-- Thomas Wolfe, Novelist
You Can’t Go Home Again
Maybe you really can go home after all.
In all respect to the memory of Thomas Wolfe and his fictional character George Webber -- whose mythical journey back to the town, to the people and to the places of his youth led only to bitter disappointment -- maybe you really can go home.
That’s because “home” isn’t always green grass, familiar faces and a backyard swing. Sometimes it’s an unexplained warmth, a special feeling or a personal comfort like hot chocolate on a cold winter’s eve. “Home” isn’t always a physical thing as much as it is something of the heart, the mind and the spirit. “Home” is sometimes your beginning, the time in your life that you believe your life began.
After a 21-year absence, I have returned to a place I always considered my home ... the Cleveland Daily Banner, the newspaper that brought a rural, West Tennessee boy to the mountains and the company where I launched a continuing 33-year career in journalism. It is the newspaper that gave me a chance as a fledgling reporter right out of college in 1977 and the instructor that taught me some valuable lessons between student life and the real world. Back then I had a hairline, less waistline and no facial lines. Today, I have more forehead ... and probably more of everything else as well.
So why leave newspaper work in the first place? If it’s something you loved, why end this 12-year affair? You leave because you’re young, you’re eager and you believe you’re following your dream. You’re chasing opportunity and you’re conquering the world. It’s a great ride and you’re learning while doing. But the longer you’re away from your first love, the more you miss it. And the more you miss it, the keener your understanding of that adage about having “ink in your blood.”
That’s not to say I regretted spending 21 years in public information and community relations work for one of Bradley County’s finest non-profit organizations (United Way) and later for global manufacturers Maytag and Whirlpool. To quote that TV commercial, the experiences at both were “priceless,” the number of new friends made were countless and the memories of both will be everlasting.

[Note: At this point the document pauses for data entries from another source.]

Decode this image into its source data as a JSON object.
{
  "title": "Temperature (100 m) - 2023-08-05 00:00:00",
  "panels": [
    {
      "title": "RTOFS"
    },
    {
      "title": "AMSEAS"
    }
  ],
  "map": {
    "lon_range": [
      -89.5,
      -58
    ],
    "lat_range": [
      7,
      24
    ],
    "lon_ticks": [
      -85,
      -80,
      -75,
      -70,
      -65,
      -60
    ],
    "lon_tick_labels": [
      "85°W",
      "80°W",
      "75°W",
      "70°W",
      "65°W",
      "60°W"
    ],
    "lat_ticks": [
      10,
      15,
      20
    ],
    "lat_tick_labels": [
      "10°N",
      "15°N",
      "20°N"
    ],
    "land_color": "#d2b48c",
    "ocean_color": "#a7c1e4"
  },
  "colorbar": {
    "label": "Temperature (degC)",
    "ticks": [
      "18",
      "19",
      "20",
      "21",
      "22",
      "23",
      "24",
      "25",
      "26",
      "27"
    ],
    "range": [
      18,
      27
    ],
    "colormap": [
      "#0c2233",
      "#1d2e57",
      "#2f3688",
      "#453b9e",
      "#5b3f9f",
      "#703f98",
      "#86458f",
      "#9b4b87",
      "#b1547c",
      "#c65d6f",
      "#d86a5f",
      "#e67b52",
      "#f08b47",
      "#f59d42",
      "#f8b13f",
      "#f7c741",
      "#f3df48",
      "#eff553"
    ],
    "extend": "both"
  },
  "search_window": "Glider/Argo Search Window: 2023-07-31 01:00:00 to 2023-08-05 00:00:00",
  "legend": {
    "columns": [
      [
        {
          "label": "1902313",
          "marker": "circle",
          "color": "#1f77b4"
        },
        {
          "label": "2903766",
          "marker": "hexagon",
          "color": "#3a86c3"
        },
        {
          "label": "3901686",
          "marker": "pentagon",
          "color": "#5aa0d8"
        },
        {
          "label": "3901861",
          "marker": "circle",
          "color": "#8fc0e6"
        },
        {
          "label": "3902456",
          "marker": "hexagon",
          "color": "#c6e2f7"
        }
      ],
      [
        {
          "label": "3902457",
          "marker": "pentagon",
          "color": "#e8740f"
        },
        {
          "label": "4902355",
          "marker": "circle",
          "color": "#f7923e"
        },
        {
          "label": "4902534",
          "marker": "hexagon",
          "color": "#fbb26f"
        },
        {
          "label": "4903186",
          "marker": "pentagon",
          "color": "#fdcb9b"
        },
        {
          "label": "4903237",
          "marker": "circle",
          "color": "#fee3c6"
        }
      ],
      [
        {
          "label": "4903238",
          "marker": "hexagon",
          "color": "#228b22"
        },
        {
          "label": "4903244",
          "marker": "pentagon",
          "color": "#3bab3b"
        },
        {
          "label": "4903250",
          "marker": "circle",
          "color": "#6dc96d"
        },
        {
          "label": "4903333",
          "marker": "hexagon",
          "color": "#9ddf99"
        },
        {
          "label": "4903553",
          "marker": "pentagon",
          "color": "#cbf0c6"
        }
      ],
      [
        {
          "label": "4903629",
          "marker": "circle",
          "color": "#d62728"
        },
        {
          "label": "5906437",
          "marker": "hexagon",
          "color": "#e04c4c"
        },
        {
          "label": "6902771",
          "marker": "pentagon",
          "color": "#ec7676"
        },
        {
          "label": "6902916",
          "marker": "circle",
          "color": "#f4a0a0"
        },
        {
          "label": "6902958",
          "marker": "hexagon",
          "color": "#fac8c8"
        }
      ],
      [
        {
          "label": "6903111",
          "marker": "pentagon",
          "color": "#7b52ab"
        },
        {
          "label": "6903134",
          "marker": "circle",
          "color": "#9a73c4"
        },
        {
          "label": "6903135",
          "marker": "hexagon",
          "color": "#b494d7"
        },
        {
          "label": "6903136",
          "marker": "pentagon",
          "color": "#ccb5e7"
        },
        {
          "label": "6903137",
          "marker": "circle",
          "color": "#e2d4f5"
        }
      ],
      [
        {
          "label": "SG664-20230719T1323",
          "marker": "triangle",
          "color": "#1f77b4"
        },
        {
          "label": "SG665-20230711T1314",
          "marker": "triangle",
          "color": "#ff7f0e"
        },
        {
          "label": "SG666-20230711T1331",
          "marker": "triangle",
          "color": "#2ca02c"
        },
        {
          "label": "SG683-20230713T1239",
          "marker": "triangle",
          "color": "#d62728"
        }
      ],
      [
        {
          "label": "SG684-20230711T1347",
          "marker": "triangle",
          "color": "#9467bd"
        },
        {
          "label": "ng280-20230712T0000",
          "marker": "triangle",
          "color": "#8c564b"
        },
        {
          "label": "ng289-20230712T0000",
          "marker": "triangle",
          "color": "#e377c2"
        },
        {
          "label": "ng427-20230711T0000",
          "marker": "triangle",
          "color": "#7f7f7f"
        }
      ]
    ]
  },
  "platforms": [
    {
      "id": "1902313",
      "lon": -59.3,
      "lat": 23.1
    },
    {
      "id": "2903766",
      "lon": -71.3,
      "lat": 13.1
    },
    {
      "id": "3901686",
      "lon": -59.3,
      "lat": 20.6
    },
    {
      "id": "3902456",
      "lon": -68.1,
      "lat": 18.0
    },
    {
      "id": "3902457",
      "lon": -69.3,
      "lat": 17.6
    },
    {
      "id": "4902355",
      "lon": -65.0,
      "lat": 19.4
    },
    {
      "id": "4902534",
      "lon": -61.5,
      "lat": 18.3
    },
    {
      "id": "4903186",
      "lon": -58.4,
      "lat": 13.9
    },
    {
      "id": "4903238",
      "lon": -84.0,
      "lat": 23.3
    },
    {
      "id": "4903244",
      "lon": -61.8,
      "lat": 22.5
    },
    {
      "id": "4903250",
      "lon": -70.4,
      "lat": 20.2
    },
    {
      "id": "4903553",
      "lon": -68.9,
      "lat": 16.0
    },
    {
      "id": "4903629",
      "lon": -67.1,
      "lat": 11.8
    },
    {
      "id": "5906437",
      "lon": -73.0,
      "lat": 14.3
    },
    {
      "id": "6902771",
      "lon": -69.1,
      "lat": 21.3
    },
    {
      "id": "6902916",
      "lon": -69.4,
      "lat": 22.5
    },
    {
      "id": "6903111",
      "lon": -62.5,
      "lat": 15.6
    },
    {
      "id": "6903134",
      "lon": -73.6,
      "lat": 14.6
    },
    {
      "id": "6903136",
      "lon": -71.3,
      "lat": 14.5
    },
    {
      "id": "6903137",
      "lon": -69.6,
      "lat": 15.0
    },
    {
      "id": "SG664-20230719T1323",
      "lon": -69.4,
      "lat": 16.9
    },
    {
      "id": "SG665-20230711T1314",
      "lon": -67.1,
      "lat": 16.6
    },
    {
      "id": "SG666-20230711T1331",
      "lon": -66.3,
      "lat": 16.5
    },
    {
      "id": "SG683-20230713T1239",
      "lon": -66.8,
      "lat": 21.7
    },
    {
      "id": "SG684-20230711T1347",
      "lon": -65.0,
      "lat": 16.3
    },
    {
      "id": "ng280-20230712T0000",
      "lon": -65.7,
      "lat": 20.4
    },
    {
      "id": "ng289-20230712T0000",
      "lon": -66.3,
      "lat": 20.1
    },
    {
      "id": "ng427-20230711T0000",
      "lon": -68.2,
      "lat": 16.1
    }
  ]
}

But, the burn for returning to my first love -- newspapers -- grew stronger each day that I was away.
That’s when opportunity knocked ... and the decision became mine on whether to open the door. It wasn’t an easy decision, nor was it painless. My personal loyalties toward employers have always run deep -- especially to those who have given me opportunities. Yet, change is a part of life and change can be good. Change refreshes. Change inspires. Change helps find your way ... even when you don’t know you’re looking for a new direction.
Now I have returned to the Cleveland Daily Banner ... to a place of my youth, to a teacher that helped me to grow and to a place I have always called home. Many of the faces have changed since my first time here, but the unique bond between those living the same vision remains.
The welcoming has been overwhelming ... so many smiles, so many handshakes and so many offers to help me re-learn the ropes. These newspaper folks are good people who work hard and who believe in their community.
They are my new family.
I feel I am home.
And Mr. Webber, it is good to be home.